Mohammad Ali menjelaskan bahwa penentuan kuota tersebut berdasarkan pertimbangan terhadap kesehatan dan kemampuan fisik jemaah lansia dalam melaksanakan ibadah haji. Akan tetapi, pemerintah memastikan bahwa kemudahan dan pelayanan khusus akan diberikan kepada jemaah lansia dalam menjalankan ibadah di tanah suci.
Syarat utama yang harus dipenuhi oleh jemaah lansia untuk bisa mendapatkan kuota khusus ini adalah usia minimum 65 tahun. Selain itu, terdapat beberapa persyaratan pendukung yang harus mereka penuhi, di Jogjajateng.comnya:
Memiliki paspor yang masih berlaku minimal 6 bulan sebelum keberangkatan
Melampirkan surat keterangan sehat berusia, dikeluarkan oleh dokter yang ditunjuk oleh Kemenag
Mampu melaksanakan salat dan membaca dua rakaat dengan dibantu
Dapat berjalan kaki minimal 500 meter tanpa bantuan
Tidak memiliki riwayat penyakit yang signifikan dan dapat dikelola dengan baik selama ibadah haji
Memiliki pendamping yang siap membantu selama pelaksanaan haji
Mohammad Ali menekankan bahwa meskipun kuota haji bagi lansia diberikan, mereka tetap harus memenuhi semua syarat yang berlaku bagi jemaah haji secara umum.

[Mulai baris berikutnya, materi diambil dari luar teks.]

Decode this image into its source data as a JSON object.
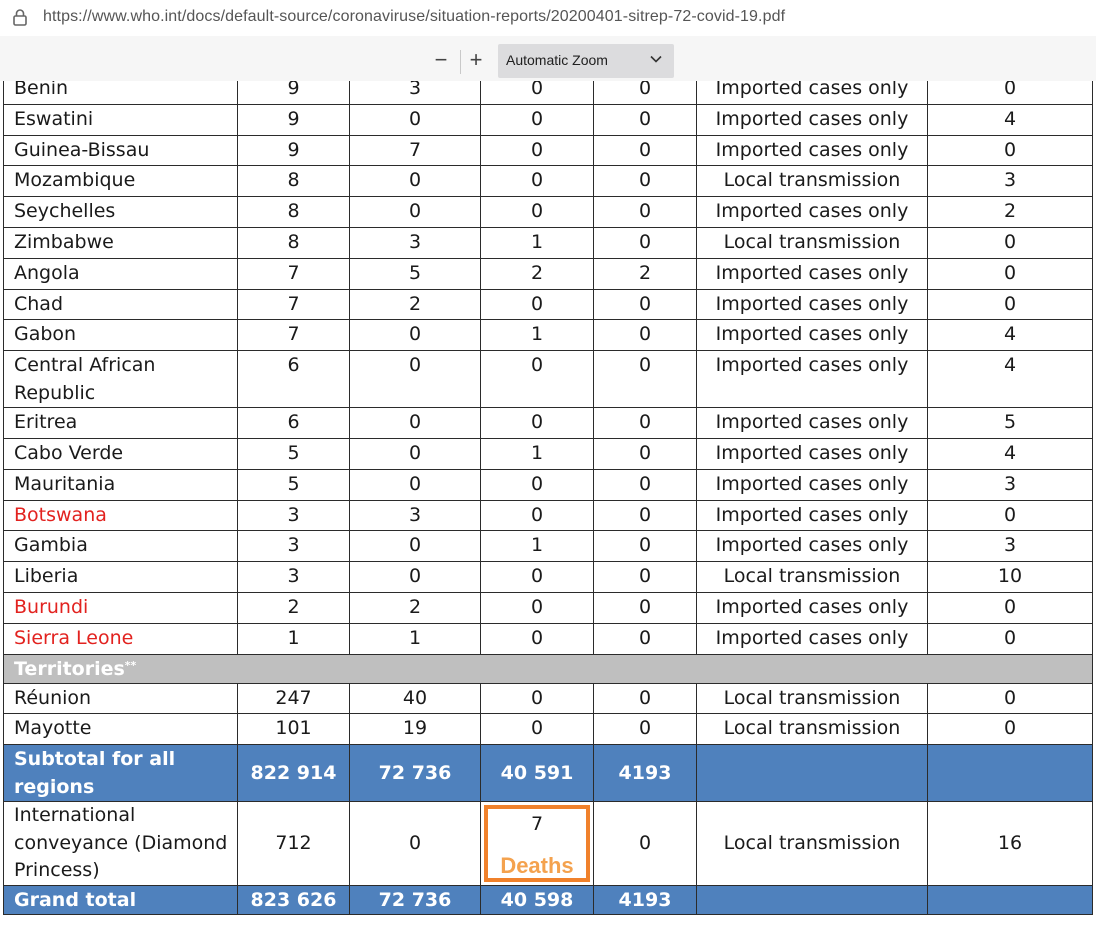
{
  "browser": {
    "url": "https://www.who.int/docs/default-source/coronaviruse/situation-reports/20200401-sitrep-72-covid-19.pdf",
    "icon": "lock-icon"
  },
  "toolbar": {
    "zoom_out": "−",
    "zoom_in": "+",
    "zoom_level": "Automatic Zoom"
  },
  "table": {
    "rows": [
      {
        "name": "Benin",
        "c1": "9",
        "c2": "3",
        "c3": "0",
        "c4": "0",
        "mode": "Imported cases only",
        "days": "0"
      },
      {
        "name": "Eswatini",
        "c1": "9",
        "c2": "0",
        "c3": "0",
        "c4": "0",
        "mode": "Imported cases only",
        "days": "4"
      },
      {
        "name": "Guinea-Bissau",
        "c1": "9",
        "c2": "7",
        "c3": "0",
        "c4": "0",
        "mode": "Imported cases only",
        "days": "0"
      },
      {
        "name": "Mozambique",
        "c1": "8",
        "c2": "0",
        "c3": "0",
        "c4": "0",
        "mode": "Local transmission",
        "days": "3"
      },
      {
        "name": "Seychelles",
        "c1": "8",
        "c2": "0",
        "c3": "0",
        "c4": "0",
        "mode": "Imported cases only",
        "days": "2"
      },
      {
        "name": "Zimbabwe",
        "c1": "8",
        "c2": "3",
        "c3": "1",
        "c4": "0",
        "mode": "Local transmission",
        "days": "0"
      },
      {
        "name": "Angola",
        "c1": "7",
        "c2": "5",
        "c3": "2",
        "c4": "2",
        "mode": "Imported cases only",
        "days": "0"
      },
      {
        "name": "Chad",
        "c1": "7",
        "c2": "2",
        "c3": "0",
        "c4": "0",
        "mode": "Imported cases only",
        "days": "0"
      },
      {
        "name": "Gabon",
        "c1": "7",
        "c2": "0",
        "c3": "1",
        "c4": "0",
        "mode": "Imported cases only",
        "days": "4"
      },
      {
        "name": "Central African Republic",
        "c1": "6",
        "c2": "0",
        "c3": "0",
        "c4": "0",
        "mode": "Imported cases only",
        "days": "4"
      },
      {
        "name": "Eritrea",
        "c1": "6",
        "c2": "0",
        "c3": "0",
        "c4": "0",
        "mode": "Imported cases only",
        "days": "5"
      },
      {
        "name": "Cabo Verde",
        "c1": "5",
        "c2": "0",
        "c3": "1",
        "c4": "0",
        "mode": "Imported cases only",
        "days": "4"
      },
      {
        "name": "Mauritania",
        "c1": "5",
        "c2": "0",
        "c3": "0",
        "c4": "0",
        "mode": "Imported cases only",
        "days": "3"
      },
      {
        "name": "Botswana",
        "c1": "3",
        "c2": "3",
        "c3": "0",
        "c4": "0",
        "mode": "Imported cases only",
        "days": "0"
      },
      {
        "name": "Gambia",
        "c1": "3",
        "c2": "0",
        "c3": "1",
        "c4": "0",
        "mode": "Imported cases only",
        "days": "3"
      },
      {
        "name": "Liberia",
        "c1": "3",
        "c2": "0",
        "c3": "0",
        "c4": "0",
        "mode": "Local transmission",
        "days": "10"
      },
      {
        "name": "Burundi",
        "c1": "2",
        "c2": "2",
        "c3": "0",
        "c4": "0",
        "mode": "Imported cases only",
        "days": "0"
      },
      {
        "name": "Sierra Leone",
        "c1": "1",
        "c2": "1",
        "c3": "0",
        "c4": "0",
        "mode": "Imported cases only",
        "days": "0"
      }
    ],
    "section_title": "Territories",
    "section_mark": "**",
    "territories": [
      {
        "name": "Réunion",
        "c1": "247",
        "c2": "40",
        "c3": "0",
        "c4": "0",
        "mode": "Local transmission",
        "days": "0"
      },
      {
        "name": "Mayotte",
        "c1": "101",
        "c2": "19",
        "c3": "0",
        "c4": "0",
        "mode": "Local transmission",
        "days": "0"
      }
    ],
    "subtotal": {
      "name": "Subtotal for all regions",
      "c1": "822 914",
      "c2": "72 736",
      "c3": "40 591",
      "c4": "4193"
    },
    "conveyance": {
      "name": "International conveyance (Diamond Princess)",
      "c1": "712",
      "c2": "0",
      "c3": "7",
      "c4": "0",
      "mode": "Local transmission",
      "days": "16"
    },
    "annotation": {
      "label": "Deaths",
      "color": "#f0812b"
    },
    "grand_total": {
      "name": "Grand total",
      "c1": "823 626",
      "c2": "72 736",
      "c3": "40 598",
      "c4": "4193"
    },
    "highlight_color": "#e2221f",
    "section_bg": "#bfbfbf",
    "total_bg": "#4f81bd"
  }
}
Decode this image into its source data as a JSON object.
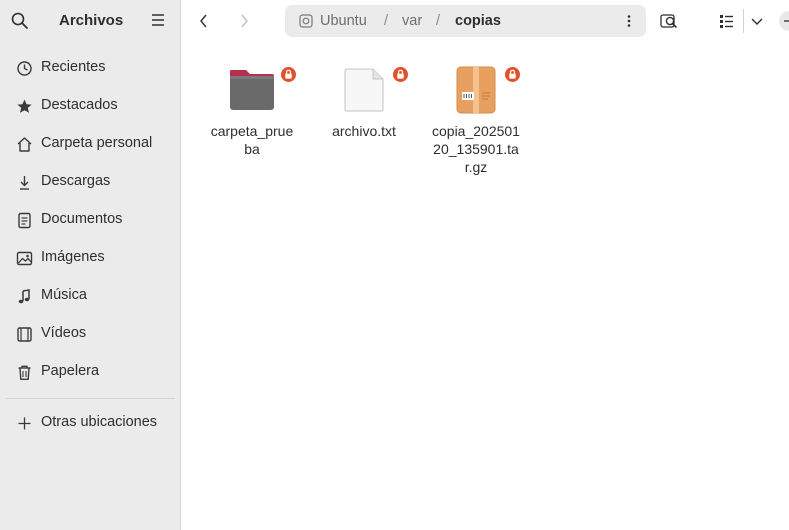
{
  "app": {
    "title": "Archivos"
  },
  "sidebar": {
    "items": [
      {
        "label": "Recientes",
        "icon": "clock-icon"
      },
      {
        "label": "Destacados",
        "icon": "star-icon"
      },
      {
        "label": "Carpeta personal",
        "icon": "home-icon"
      },
      {
        "label": "Descargas",
        "icon": "download-icon"
      },
      {
        "label": "Documentos",
        "icon": "document-icon"
      },
      {
        "label": "Imágenes",
        "icon": "image-icon"
      },
      {
        "label": "Música",
        "icon": "music-icon"
      },
      {
        "label": "Vídeos",
        "icon": "video-icon"
      },
      {
        "label": "Papelera",
        "icon": "trash-icon"
      }
    ],
    "other_locations": "Otras ubicaciones"
  },
  "pathbar": {
    "crumbs": [
      "Ubuntu",
      "var",
      "copias"
    ],
    "separator": "/"
  },
  "files": [
    {
      "name": "carpeta_prueba",
      "type": "folder",
      "locked": true
    },
    {
      "name": "archivo.txt",
      "type": "text",
      "locked": true
    },
    {
      "name": "copia_20250120_135901.tar.gz",
      "type": "archive",
      "locked": true
    }
  ],
  "colors": {
    "sidebar_bg": "#ebebeb",
    "folder": "#6a6a6a",
    "folder_tab": "#b5304f",
    "archive": "#e8a060",
    "lock_badge": "#e0522a"
  }
}
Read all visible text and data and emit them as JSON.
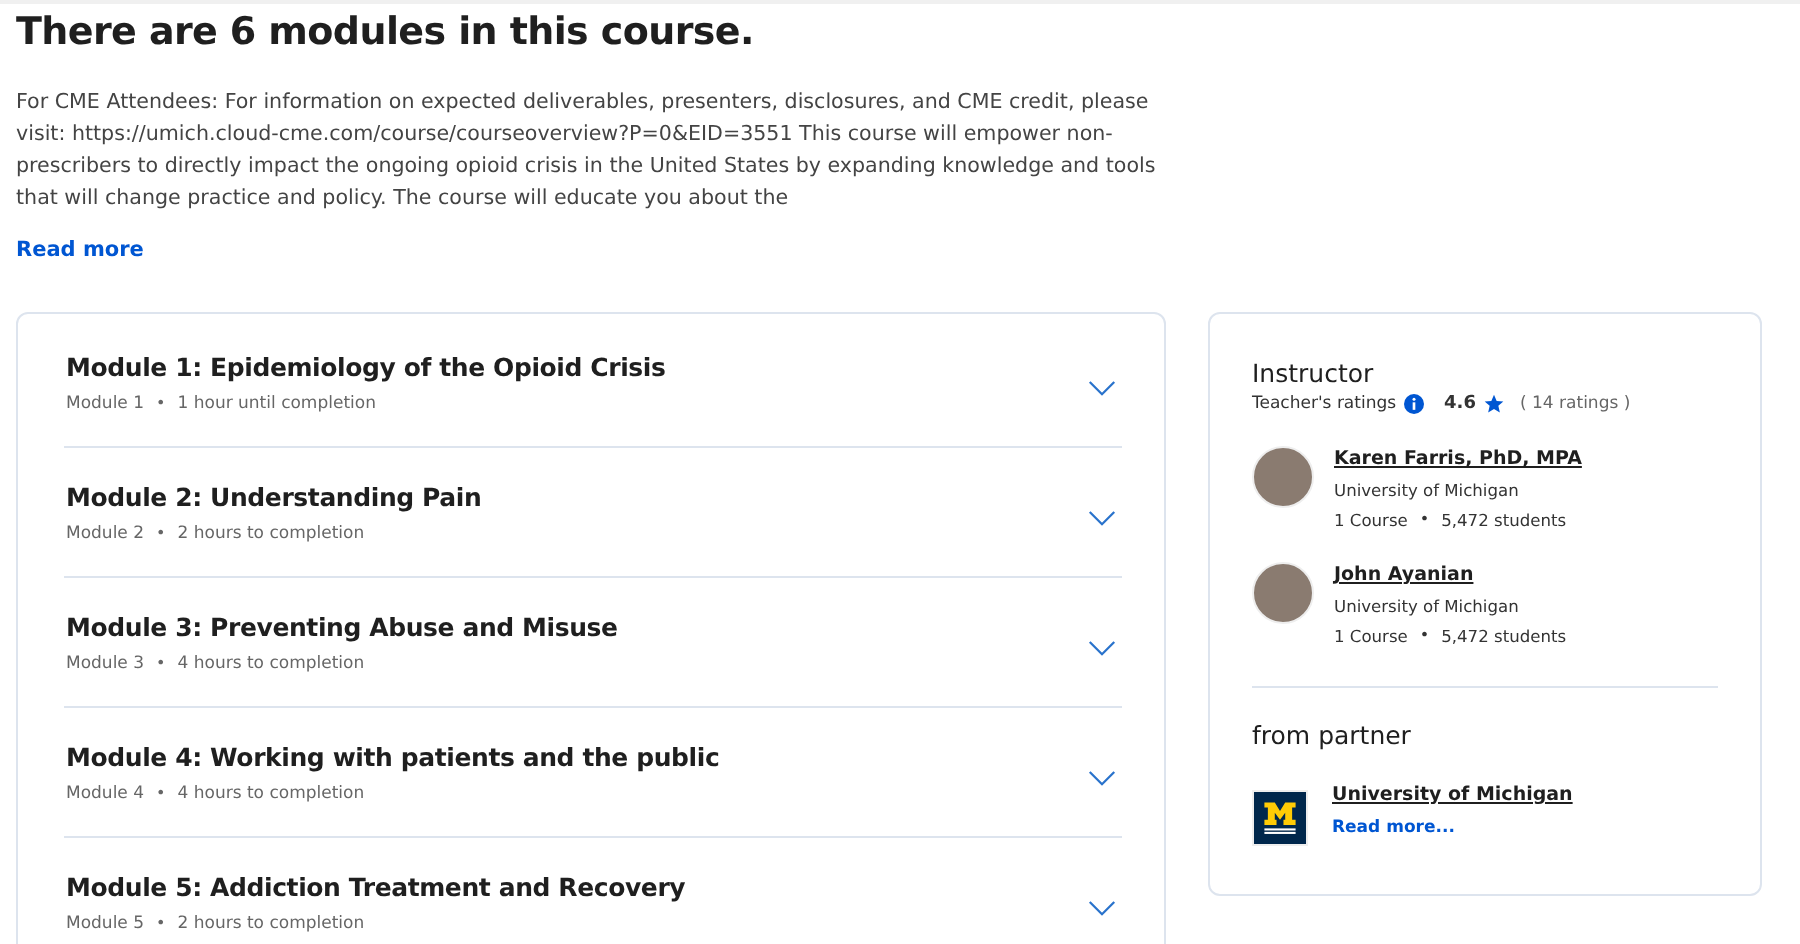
{
  "heading": "There are 6 modules in this course.",
  "description": "For CME Attendees: For information on expected deliverables, presenters, disclosures, and CME credit, please visit: https://umich.cloud-cme.com/course/courseoverview?P=0&EID=3551 This course will empower non-prescribers to directly impact the ongoing opioid crisis in the United States by expanding knowledge and tools that will change practice and policy. The course will educate you about the",
  "read_more": "Read more",
  "modules": [
    {
      "title": "Module 1: Epidemiology of the Opioid Crisis",
      "label": "Module 1",
      "separator": "•",
      "duration": "1 hour until completion",
      "expanded": false
    },
    {
      "title": "Module 2: Understanding Pain",
      "label": "Module 2",
      "separator": "•",
      "duration": "2 hours to completion",
      "expanded": false
    },
    {
      "title": "Module 3: Preventing Abuse and Misuse",
      "label": "Module 3",
      "separator": "•",
      "duration": "4 hours to completion",
      "expanded": false
    },
    {
      "title": "Module 4: Working with patients and the public",
      "label": "Module 4",
      "separator": "•",
      "duration": "4 hours to completion",
      "expanded": false
    },
    {
      "title": "Module 5: Addiction Treatment and Recovery",
      "label": "Module 5",
      "separator": "•",
      "duration": "2 hours to completion",
      "expanded": false
    }
  ],
  "instructor": {
    "title": "Instructor",
    "ratings_label": "Teacher's ratings",
    "rating": "4.6",
    "ratings_count": "( 14 ratings )",
    "people": [
      {
        "name": "Karen Farris, PhD, MPA",
        "org": "University of Michigan",
        "courses": "1 Course",
        "separator": "•",
        "students": "5,472 students"
      },
      {
        "name": "John Ayanian",
        "org": "University of Michigan",
        "courses": "1 Course",
        "separator": "•",
        "students": "5,472 students"
      }
    ]
  },
  "partner": {
    "title": "from partner",
    "name": "University of Michigan",
    "read_more": "Read more..."
  }
}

“Kemenag berkomitmen untuk memastikan bahwa seluruh jemaah haji, termasuk lansia, dapat melaksanakan ibadah haji dengan nyaman, aman, dan lancar,” tutur Mohammad Ali.
Bagi para jemaah lansia yang memiliki aspirasi untuk melaksanakan ibadah haji, Kemenag mengimbau mereka untuk segera mempersiapkan diri, mulai dari menjaga kesehatan hingga memenuhi persyaratan yang sudah ditentukan.
Pemantauan dan koordinasi dengan petugas di lapangan juga dilakukan secara baik untuk menjamin keselamatan dan kenyamanan jemaah lansia selama menjalankan ibadah haji.
Kesimpulan
Keputusan penetapan kuota khusus bagi jemaah lansia dalam penyelenggaraan haji pada tahun 2026 merupakan langkah yang positif untuk mewujudkan aspirasi umat muslim senior. Kehadiran mereka dalam pancaran semangat keagamaan di tanah suci akan semakin memperkaya khitatan keberagaman dalam pelaksanaan ibadah haji. Namun, penentuan kuota ini bukanlah berarti menjembatani semua kebutuhan masyarakat.
Pemerintah akan terus berupaya agar kuota haji bagi berbagai kelompok, termasuk lansia, dapat disesuaikan dengan kebutuhan umat muslim dan kondisi yang ada ilmu pengetahuan dan teknologi perjalanan.